Monday, July 03, 2006

Ah Dolores...


Ah, Dolores...nem tudo são cores. Quando seu último amor se foi, sentiu-se pesada. Esperava pelas vacuidades que sempre chegam quando as almas, que um dia estiveram fundidas, se dissipam. Mas em seus ovários pesavam palavras que não foram ditas, os sonhos intangíveis, as obsessões cotidianas, o fardo desafiador da rotina. Aos vinte e cinco anos se é jovem para quase tudo. Porém, até para quem só viveu pouco mais de duas décadas, faltam forças para carregar memórias que permaneceram paradas no tempo, a espera de alguém que as recolhessem para serem vividas.

Ansiava pelo reconfortante sentimento da solidão, o maior indicativo humano de perda. Mas os dias transcorriam, e os ovários se inflavam indicando que era preciso esvaziar o corpo para um novo ciclo. Deixara tudo para trás, pois desistira de mirar-se no exemplo das mulheres de Atenas. Era muito jovem ainda para que lhe arrancassem qualquer coisa além de carícias plenas, obscenas. Tremia só em pensar na possibilidade de ver cativa sua liberdade - dom que ironicamente agora lhe era sobrecarga. Não sabia que destinação dar a seu corpo, justamente quando a juventude começava a apontar sinais de maturidade. No fundo, sentia a necessidade de sentir a raiz firme das coisas. Mas seu corpo não cabia no espaço monótono dos amores que inventara até então.

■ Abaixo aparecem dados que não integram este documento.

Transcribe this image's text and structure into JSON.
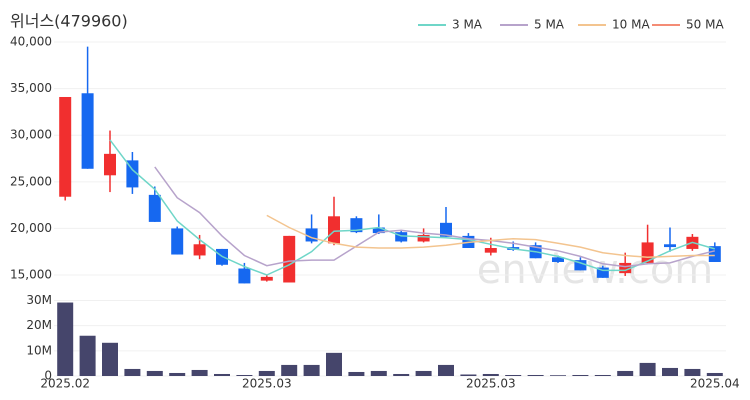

Quando seu último amor se foi, decidiu levar a cabo todas as fantasias de liberdade que cultivava dentro de si, e que sua moral de menina casta haviam lhe impedido de viver. Como a águia criada como galinha que pelas mãos de um desconhecido bom samaritano volta a perceber-se águia, tremia ante a presença da liberdade.

Já levava meses carregando o fardo em seus ovários, quando ele surgiu em sua vida. Havia caos em seus olhos e ordem em seus sentidos. Logo na primeira noite percebeu que a junção entre aquelas duas almas caóticas era profundamente generativa, ainda que ambos desconhecessem o caos que movia um e outro.

O virtual não a ludibriara: era verdadeiramente um homem interessante. Tinha senso de humor, sagacidade e o dom maior da virilidade. Mas suas palavras contraditoriamente revelaram um homem temeroso de ultrapassar o plástico limite do estético. Analisando friamente as palavras dele, era exatamente como os outros: desejava unicamente o corpo estético da menina-mulher, e essa constatação lhe causava repugnância.

Mas ele soube envolvê-la, atraí-la até seus domínios e subjugá-la ao prazer carnal, e esse era um feito que merecia ser recompensado. E mesmo limitada em seu desejo, às cegas, sem saber onde nem como tateá-lo, gozou intensamente. Viajou pelo caos do desconhecido e lhe arrancara uivos de prazer.

Quando deixou a cama dele pela manhã, sentiu-se mais leve, mas ainda pesavam seus culhões internos femininos. Não deviam ter trocado tantas palavras. Seus olhos caóticos o denunciaram, por mais que as palavras se esforçassem em afirmar o contrário. Não, ele definitivamente não era como os outros: não estava interessado apenas no corpo estético da menina-mulher. Divertiu-se com a fragilidade do homem que queria fazer-se invisível, e deixou-o, disposta a perceber a infinidade de desconhecimentos que aquele primeiro encontro despertara.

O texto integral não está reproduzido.